We had dinner for Paul's birthday with my parents; my mother made chicken parmesan for him and got a white chocolate birthday cake, and the kids and I got him Steely Dan's Katy Lied, the DVD of Eric Clapton's Crossroads Guitar Festival and Michael Swanwick's fantasy novel The Dragons of Babel, all of which we knew he wanted. Came home and watched New Amsterdam which I liked a lot better than last week -- both the John-as-alcoholic story, particularly getting to see why he became so close with young Omar, and the potential breakup with the increasingly annoying doctor though sadly it doesn't look from the previews like that's going to last. I'm still not much liking the detective story of the week...I wish he'd go back to being a lawyer or furniture maker or musician or something else!


A statue of Lincoln at Tredegar Iron Works in Richmond, which supplied Southern munitions during the Civil War. Lincoln visited Richmond ten days before his death.


This foundry produced over a thousand artillery pieces during the war. Several different kinds of cannon are displayed at the site.


Though well-guarded during the burning of Richmond, the iron works still shows some signs of a fire from the 1950s.


Now the interior of the Pattern Building houses Richmond National Battlefield Park, which has interactive displays on the fighting within and around the city.


The iron works also produced steam locomotives for the railroad as well as spikes and track, plus the iron plating for the CSS Virginia.


These are the remains of the spike mill. After leaving this site in the 1950s for Chesterfield County, Tredegar kept producing spikes through the 1980s.


Now the property offers lovely views of downtown Richmond and large grassy fields out back for kids to run around.


Belated The Friday Five: Politics
1. Did you vote in your most recent applicable election?
Yes. I've never missed an election.
2. Have you ever protested or attended a march?
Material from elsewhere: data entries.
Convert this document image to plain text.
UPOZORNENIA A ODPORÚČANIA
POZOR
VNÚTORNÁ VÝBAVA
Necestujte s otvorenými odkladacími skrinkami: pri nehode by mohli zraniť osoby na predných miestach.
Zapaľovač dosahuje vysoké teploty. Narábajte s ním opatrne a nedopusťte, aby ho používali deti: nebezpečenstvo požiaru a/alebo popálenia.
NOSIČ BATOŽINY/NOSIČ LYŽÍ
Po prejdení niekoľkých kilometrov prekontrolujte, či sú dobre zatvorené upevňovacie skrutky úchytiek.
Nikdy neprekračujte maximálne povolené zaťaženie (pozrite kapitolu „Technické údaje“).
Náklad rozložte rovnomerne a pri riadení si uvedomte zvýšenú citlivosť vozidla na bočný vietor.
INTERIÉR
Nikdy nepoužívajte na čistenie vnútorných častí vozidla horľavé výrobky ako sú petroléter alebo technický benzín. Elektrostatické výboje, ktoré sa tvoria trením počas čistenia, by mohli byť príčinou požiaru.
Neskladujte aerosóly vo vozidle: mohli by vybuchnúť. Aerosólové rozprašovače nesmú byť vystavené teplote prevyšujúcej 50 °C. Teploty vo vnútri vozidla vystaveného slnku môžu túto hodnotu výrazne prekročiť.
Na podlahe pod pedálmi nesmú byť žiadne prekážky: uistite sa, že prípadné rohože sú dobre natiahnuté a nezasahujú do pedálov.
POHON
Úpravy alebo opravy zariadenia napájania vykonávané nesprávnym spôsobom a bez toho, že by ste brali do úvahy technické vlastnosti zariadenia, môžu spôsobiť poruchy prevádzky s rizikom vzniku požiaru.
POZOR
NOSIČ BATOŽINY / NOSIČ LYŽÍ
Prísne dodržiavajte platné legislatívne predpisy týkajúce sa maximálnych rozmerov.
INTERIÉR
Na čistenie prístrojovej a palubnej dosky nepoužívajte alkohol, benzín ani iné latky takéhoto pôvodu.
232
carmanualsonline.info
Several times, though not as many as I should have, since I live near enough to Washington, DC to go to many.
3. What political issue is the most important to you? The rights of the individual (to privacy, freedom from censorship, reproductive choice, freedom to love and create families according to one's own values, etc.).
4. Are you a member of a party in your country? If so, which? I'm a Democrat, as I expect that everyone who reads this journal has figured out.
5. Do you ever plan to run for office? No.

Friday Fiver: I Promise You I'll Show You
1. Are you a people watcher?
Yes.
2. Who do you hang out with? My family and very good friends. I don't have a lot of patience for hanging out with people just to say I hung out with people.
3. Did you work hard this week? During the days when my husband was out of town, yes. Friday was totally for fun.
4. How do you show a date a good time? You'd have to ask Dementor Delta. *g*
5. What's your favorite rule to break? The Puritan work ethic.
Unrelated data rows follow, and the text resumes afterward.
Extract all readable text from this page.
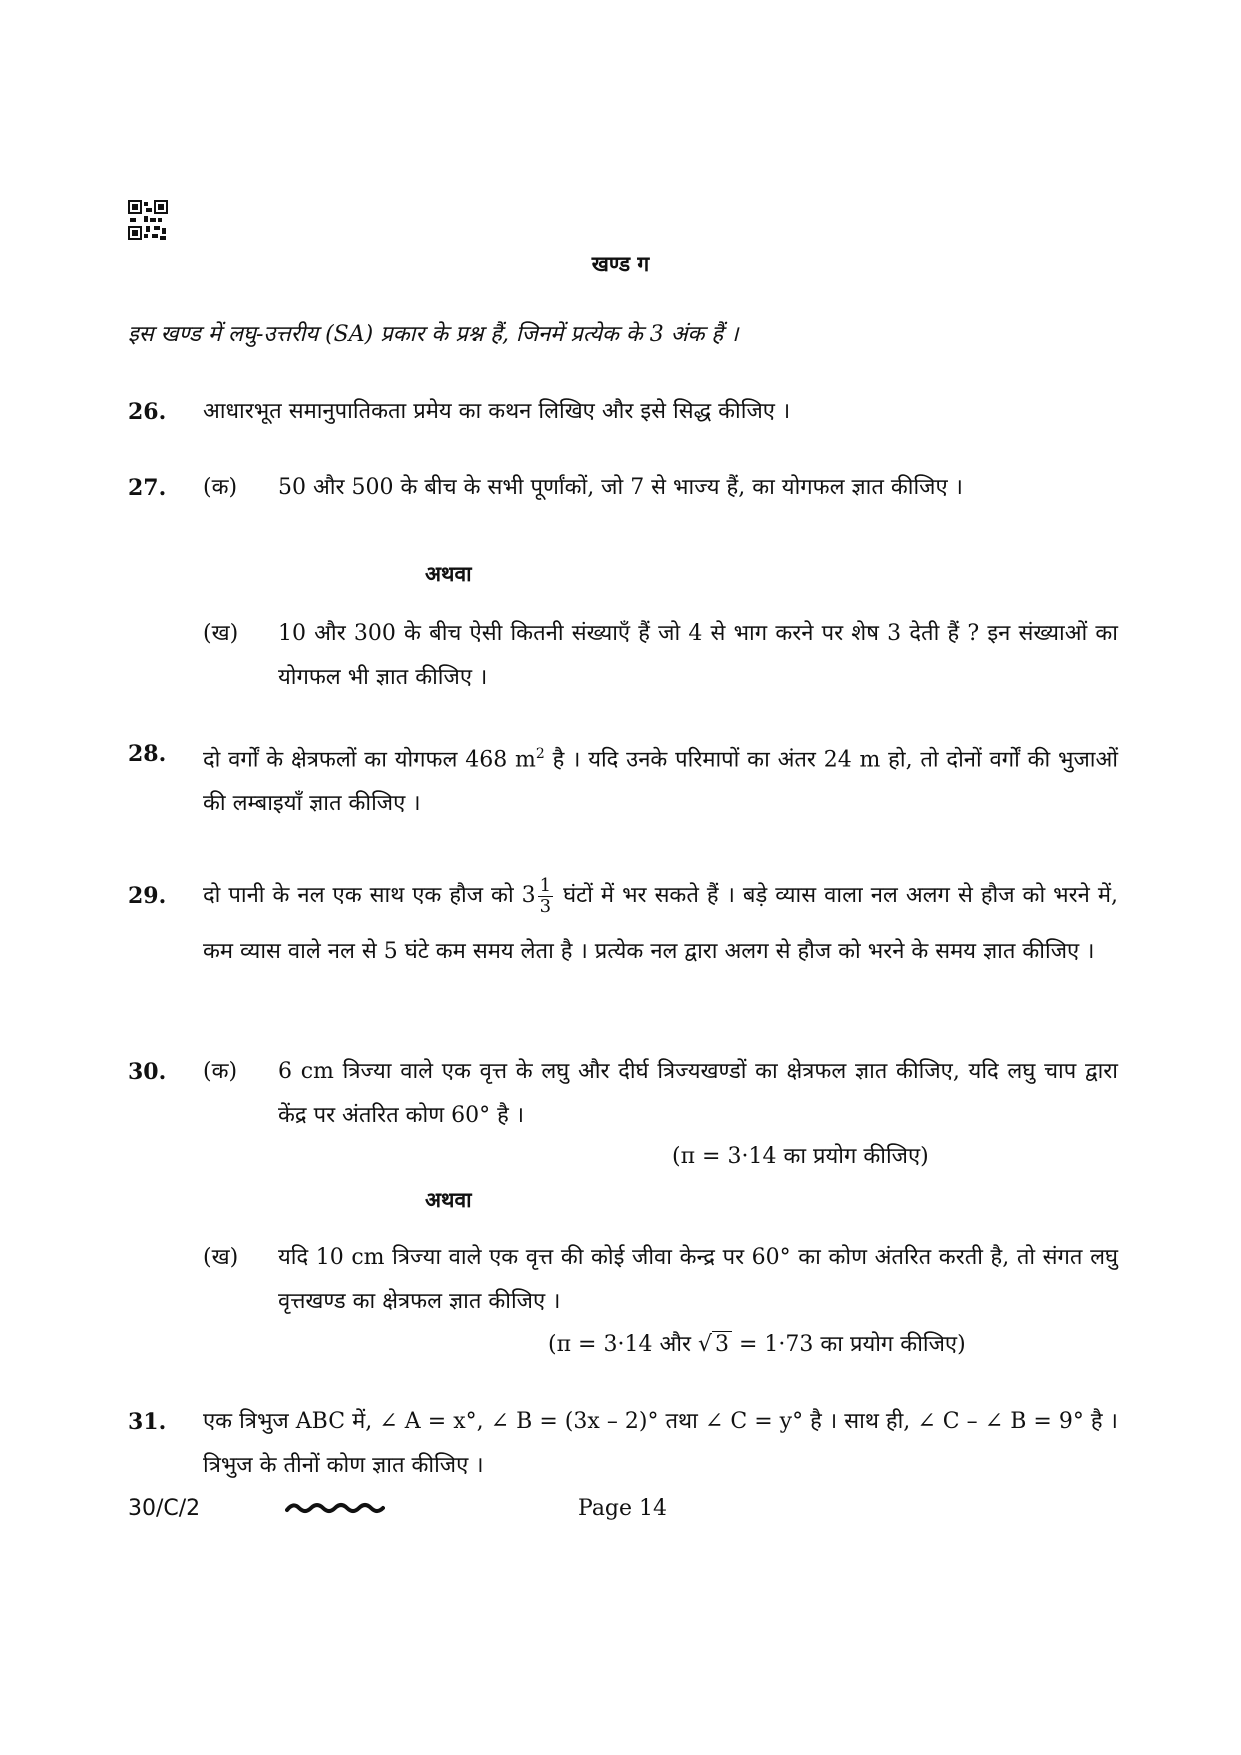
खण्ड ग
इस खण्ड में लघु-उत्तरीय (SA) प्रकार के प्रश्न हैं, जिनमें प्रत्येक के 3 अंक हैं ।
26. आधारभूत समानुपातिकता प्रमेय का कथन लिखिए और इसे सिद्ध कीजिए ।
27. (क) 50 और 500 के बीच के सभी पूर्णांकों, जो 7 से भाज्य हैं, का योगफल ज्ञात कीजिए ।
अथवा
(ख) 10 और 300 के बीच ऐसी कितनी संख्याएँ हैं जो 4 से भाग करने पर शेष 3 देती हैं ? इन संख्याओं का योगफल भी ज्ञात कीजिए ।
28. दो वर्गों के क्षेत्रफलों का योगफल 468 $m^2$ है । यदि उनके परिमापों का अंतर 24 m हो, तो दोनों वर्गों की भुजाओं की लम्बाइयाँ ज्ञात कीजिए ।
29. दो पानी के नल एक साथ एक हौज को $3 \frac{1}{3}$ घंटों में भर सकते हैं । बड़े व्यास वाला नल अलग से हौज को भरने में, कम व्यास वाले नल से 5 घंटे कम समय लेता है । प्रत्येक नल द्वारा अलग से हौज को भरने के समय ज्ञात कीजिए ।
30. (क) 6 cm त्रिज्या वाले एक वृत्त के लघु और दीर्घ त्रिज्यखण्डों का क्षेत्रफल ज्ञात कीजिए, यदि लघु चाप द्वारा केंद्र पर अंतरित कोण 60° है ।
(π = 3·14 का प्रयोग कीजिए)
अथवा
(ख) यदि 10 cm त्रिज्या वाले एक वृत्त की कोई जीवा केन्द्र पर 60° का कोण अंतरित करती है, तो संगत लघु वृत्तखण्ड का क्षेत्रफल ज्ञात कीजिए ।
(π = 3·14 और √ 3 = 1·73 का प्रयोग कीजिए)
31. एक त्रिभुज ABC में, ∠ A = x°, ∠ B = (3x – 2)° तथा ∠ C = y° है । साथ ही, ∠ C – ∠ B = 9° है । त्रिभुज के तीनों कोण ज्ञात कीजिए ।
30/C/2	Page 14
Fannish 5: What are the five best uses of religion/religious beliefs in canon?
1. The Prophets
in Deep Space Nine's Bajor, balancing science and faith, in perfect keeping with Clarke's third law, "Any sufficiently advanced technology is indistinguishable from magic."
2. The Cylons in Battlestar Galactica, the thing that keeps me watching even though I really don't like most of the characters: did this race kill its creators? What did D'Anna see?
3. Eli in Xena: Warrior Princess's version of the Jesus story, clumsily done at times but brave and moving in its attempt to wrestle with the question of what the events of the New Testament would look like from a woman's point of view.
4. Scully's Catholicism in The X-Files, where they did some stupid stuff with angels but overall managed to keep open the possibility that she wouldn't remain a skeptic because she had a place for the inexplicable in her life.
5. The Luggage in Joe vs. the Volcano, a movie that admittedly ridicules religion (the Waponis who speak Yiddish and practice sacrifice to a volcano) yet at the same time is completely tuned in to the spirituality of life and the fact that your baggage not only goes with you, it sometimes keeps you afloat.